Her eyes grow distant. “I was thirteen when I first healed someone I shouldn’t have been able to heal—a wolf hybrid servant in my father’s house. Cross-species healing isn’t common among fae. That’s when I knew my path would be different.”

“What happened after?” I prompt, wanting to understand more.

“My father tried to contain it—make me practice only on ‘appropriate patients’.” Her jaw tightens at the memory. “He had very specific ideas about who deserved my gift and who didn’t. Bloodlines mattered more than need. Status more than suffering.”

“But you didn’t agree.”

“I couldn’t.” She sets down her glass, her hands coming to rest in her lap. “The more he tried to restrict me, the more I understood that healing isn’t about politics or propriety. It’s about recognizing that pain doesn’t care about species or status.”

I find myself hanging on her every word, noticing the elegant curve of her neck, the way her fingers absently trace patterns on her glass when she speaks of things that matter to her.

“Is that why you left? To get away from those restrictions?”

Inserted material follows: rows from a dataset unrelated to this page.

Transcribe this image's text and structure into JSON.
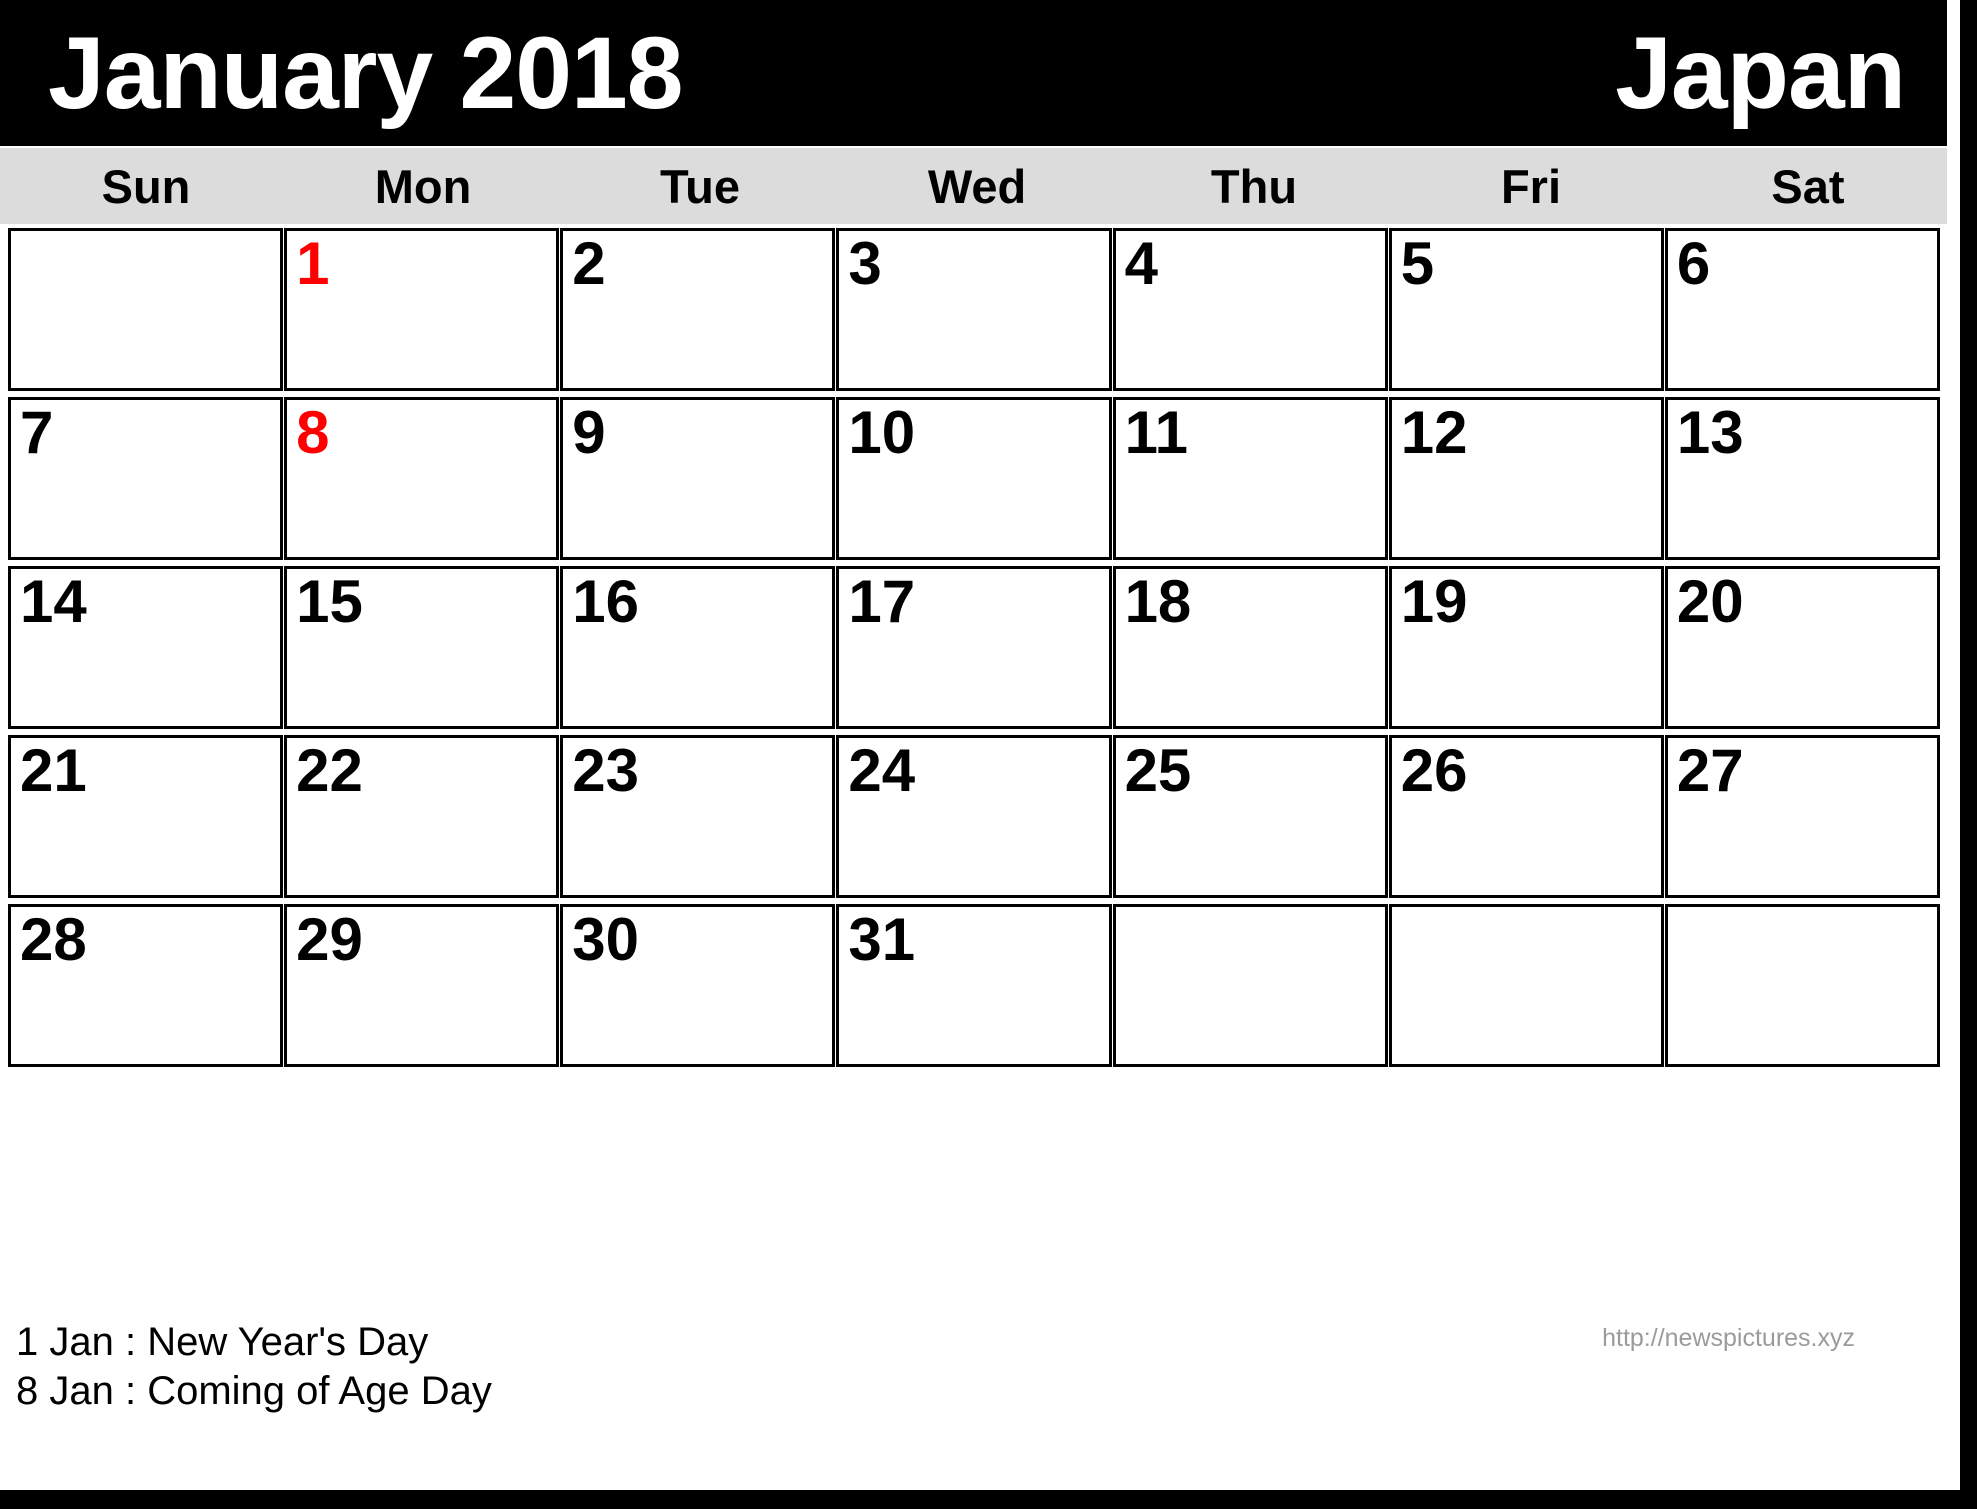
{
  "header": {
    "month_year": "January 2018",
    "country": "Japan",
    "background_color": "#000000",
    "text_color": "#ffffff"
  },
  "weekdays": [
    {
      "label": "Sun"
    },
    {
      "label": "Mon"
    },
    {
      "label": "Tue"
    },
    {
      "label": "Wed"
    },
    {
      "label": "Thu"
    },
    {
      "label": "Fri"
    },
    {
      "label": "Sat"
    }
  ],
  "weekday_row": {
    "background_color": "#dcdcdc",
    "text_color": "#000000"
  },
  "colors": {
    "holiday": "#ff0000",
    "weekday_text": "#000000",
    "cell_border": "#000000",
    "cell_background": "#ffffff",
    "watermark": "#9b9b9b"
  },
  "weeks": [
    [
      {
        "day": "",
        "holiday": false
      },
      {
        "day": "1",
        "holiday": true
      },
      {
        "day": "2",
        "holiday": false
      },
      {
        "day": "3",
        "holiday": false
      },
      {
        "day": "4",
        "holiday": false
      },
      {
        "day": "5",
        "holiday": false
      },
      {
        "day": "6",
        "holiday": false
      }
    ],
    [
      {
        "day": "7",
        "holiday": false
      },
      {
        "day": "8",
        "holiday": true
      },
      {
        "day": "9",
        "holiday": false
      },
      {
        "day": "10",
        "holiday": false
      },
      {
        "day": "11",
        "holiday": false
      },
      {
        "day": "12",
        "holiday": false
      },
      {
        "day": "13",
        "holiday": false
      }
    ],
    [
      {
        "day": "14",
        "holiday": false
      },
      {
        "day": "15",
        "holiday": false
      },
      {
        "day": "16",
        "holiday": false
      },
      {
        "day": "17",
        "holiday": false
      },
      {
        "day": "18",
        "holiday": false
      },
      {
        "day": "19",
        "holiday": false
      },
      {
        "day": "20",
        "holiday": false
      }
    ],
    [
      {
        "day": "21",
        "holiday": false
      },
      {
        "day": "22",
        "holiday": false
      },
      {
        "day": "23",
        "holiday": false
      },
      {
        "day": "24",
        "holiday": false
      },
      {
        "day": "25",
        "holiday": false
      },
      {
        "day": "26",
        "holiday": false
      },
      {
        "day": "27",
        "holiday": false
      }
    ],
    [
      {
        "day": "28",
        "holiday": false
      },
      {
        "day": "29",
        "holiday": false
      },
      {
        "day": "30",
        "holiday": false
      },
      {
        "day": "31",
        "holiday": false
      },
      {
        "day": "",
        "holiday": false
      },
      {
        "day": "",
        "holiday": false
      },
      {
        "day": "",
        "holiday": false
      }
    ]
  ],
  "footer": {
    "holidays": [
      {
        "text": "1 Jan : New Year's Day"
      },
      {
        "text": "8 Jan : Coming of Age Day"
      }
    ],
    "watermark": "http://newspictures.xyz"
  }
}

“Partly. But I also wanted to learn from healers who understood that life force is universal, not bound by the arbitrary lines we draw between species.” Her forest green eyes meet mine. “This pack doesn’t fit traditional molds. Neither do I.”

She’s quiet for a moment, her eyes on her plate. When she looks up, there’s something thoughtful in her expression. “You kept everyone safe while I focused on healing. I couldn’t have done it without knowing you had everything else handled.”

“Works both ways,” I say. “You saved them. I just made sure nothing got in your way.”

Her smile is soft. “Still. Thank you.”

I watch her smile as she finishes the last of her food, and something settles in my chest—a certainty I haven’t felt in a long time.

This matters. She matters.

Not just because she saved the pack, though that’s part of it.

Not just because she’s beautiful, though she is.

It’s the way she challenges traditional boundaries while still honoring what’s worth preserving.

The way she chose healing over politics.

The way she sees protection as something other than control.

The celebration continues around us—laughter, conversation, the clink of glasses. But this alcove feels separate. Private.

“I’m glad you came to Ash Hollow,” I say, meaning it in ways that have nothing to do with her healing abilities.

“So am I.” Her eyes hold mine, and there’s something in her expression that tells me she understands exactly what I’m not saying.

I should say something. The words are right there, pressing against my teeth.

Ask her to dinner. No—too formal. Coffee? Too casual. Just tell her you want more time with her.

My mouth opens, but nothing comes out. Tactical planning, threat assessment, pack security—those I can do in my sleep. But standing here watching firelight catch the gold in her hair, I can’t string together a single coherent sentence.

Mateo’s voice cuts across the room. “Dessert’s ready! If you don’t come now, Kari’s going to eat all the good stuff!”

Lyanna laughs softly, the spell broken. She squeezes my arm once before moving toward the others.

I let her go. Watch her walk away.

Maybe that’s okay. We have time now. And some things are worth doing right.